All trace of Man could vanish in 200,000 years
If Man just disappeared from the face of the Earth (most likely cause a virus), how long would it take for evidence of our existence to disappear?
Or, to put it another way, how easily could evidence of advanced ancients have disappered?
The Times tells us that if we disappered today:
By tomorrow, street lights and house lights left on by their former occupants would start to go out.
Streets and cultivated fields would be the next to go. Within 20 years village streets and rural roads would have vanished under a matting of weeds; fields would be overgrown within months. Urban streets would take a little longer, but even in huge man-made sprawls, such as London and Birmingham, plants would have taken over in about 50 years.

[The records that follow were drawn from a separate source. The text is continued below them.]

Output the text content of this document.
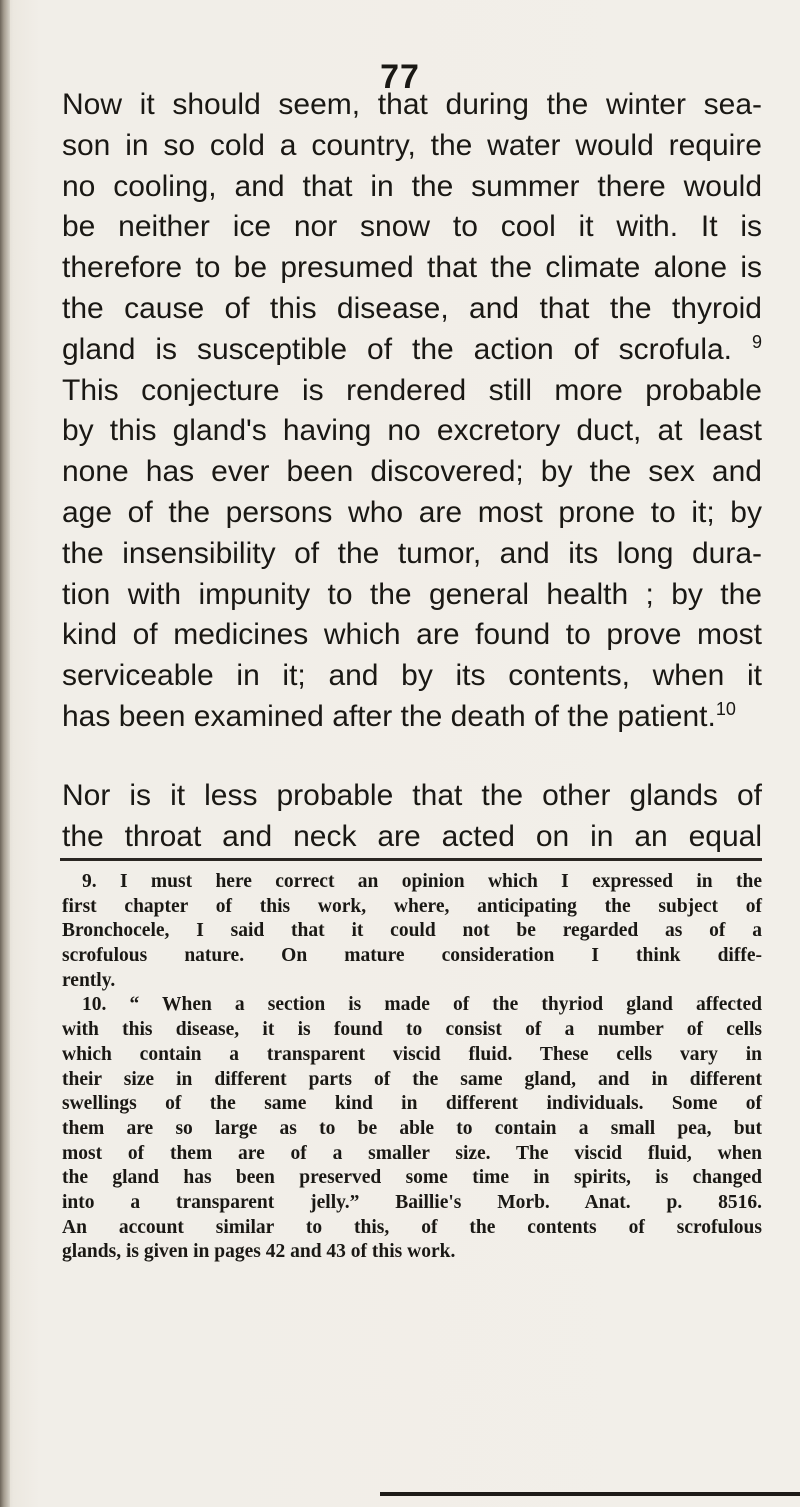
77
Now it should seem, that during the winter sea-
son in so cold a country, the water would require
no cooling, and that in the summer there would
be neither ice nor snow to cool it with. It is
therefore to be presumed that the climate alone is
the cause of this disease, and that the thyroid
gland is susceptible of the action of scrofula. $^9$
This conjecture is rendered still more probable
by this gland's having no excretory duct, at least
none has ever been discovered; by the sex and
age of the persons who are most prone to it; by
the insensibility of the tumor, and its long dura-
tion with impunity to the general health ; by the
kind of medicines which are found to prove most
serviceable in it; and by its contents, when it
has been examined after the death of the patient.$^{10}$
Nor is it less probable that the other glands of
the throat and neck are acted on in an equal
9. I must here correct an opinion which I expressed in the
first chapter of this work, where, anticipating the subject of
Bronchocele, I said that it could not be regarded as of a
scrofulous nature. On mature consideration I think diffe-
rently.
10. “ When a section is made of the thyriod gland affected
with this disease, it is found to consist of a number of cells
which contain a transparent viscid fluid. These cells vary in
their size in different parts of the same gland, and in different
swellings of the same kind in different individuals. Some of
them are so large as to be able to contain a small pea, but
most of them are of a smaller size. The viscid fluid, when
the gland has been preserved some time in spirits, is changed
into a transparent jelly.” Baillie's Morb. Anat. p. 8516.
An account similar to this, of the contents of scrofulous
glands, is given in pages 42 and 43 of this work.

Buildings would decay rapidly. Wooden structures would collapse first, assaulted by bugs and grubs. All such homes would be gone in a century.
Glass and steel tower blocks that create city skylines would mostly fall down within 200 years. Brick, stone and concrete structures would last longer. With exceptions — the pyramids are already 3,000 years old — by the next millennium there would be little more left than ruins.

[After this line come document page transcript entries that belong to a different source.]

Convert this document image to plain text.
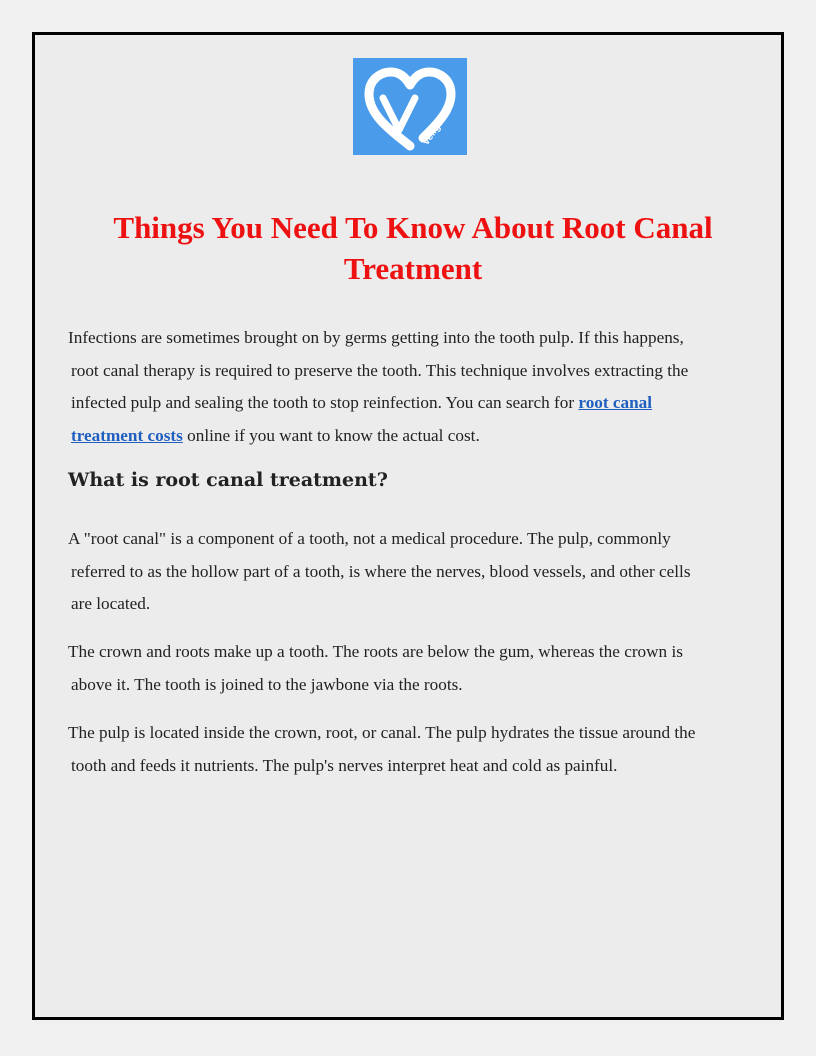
Veligdan
Things You Need To Know About Root Canal
Treatment

Infections are sometimes brought on by germs getting into the tooth pulp. If this happens,
root canal therapy is required to preserve the tooth. This technique involves extracting the
infected pulp and sealing the tooth to stop reinfection. You can search for root canal
treatment costs online if you want to know the actual cost.

What is root canal treatment?

A "root canal" is a component of a tooth, not a medical procedure. The pulp, commonly
referred to as the hollow part of a tooth, is where the nerves, blood vessels, and other cells
are located.

The crown and roots make up a tooth. The roots are below the gum, whereas the crown is
above it. The tooth is joined to the jawbone via the roots.

The pulp is located inside the crown, root, or canal. The pulp hydrates the tissue around the
tooth and feeds it nutrients. The pulp's nerves interpret heat and cold as painful.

....Carbon dioxide emissions wouldcontinue to cause climate change for another 100 years, but after 1,000 years all would be back to pre-industrial levels, with all man-made traces vanishing in 20,000 years.
However, the most radioactive of untreated nuclear waste would not be safe for up to two million years, John Large, an independent nuclear consultant, said. Man-made chemicals, especially perfluorinated types, would not break down for up to 200,000 years, although it is thought that they would have been buried long before then.
....In 50,000 years all that would remain would be archaeological traces. Only radioactive materials and a few man-made chemical contaminants would last longer — an invisible legacy.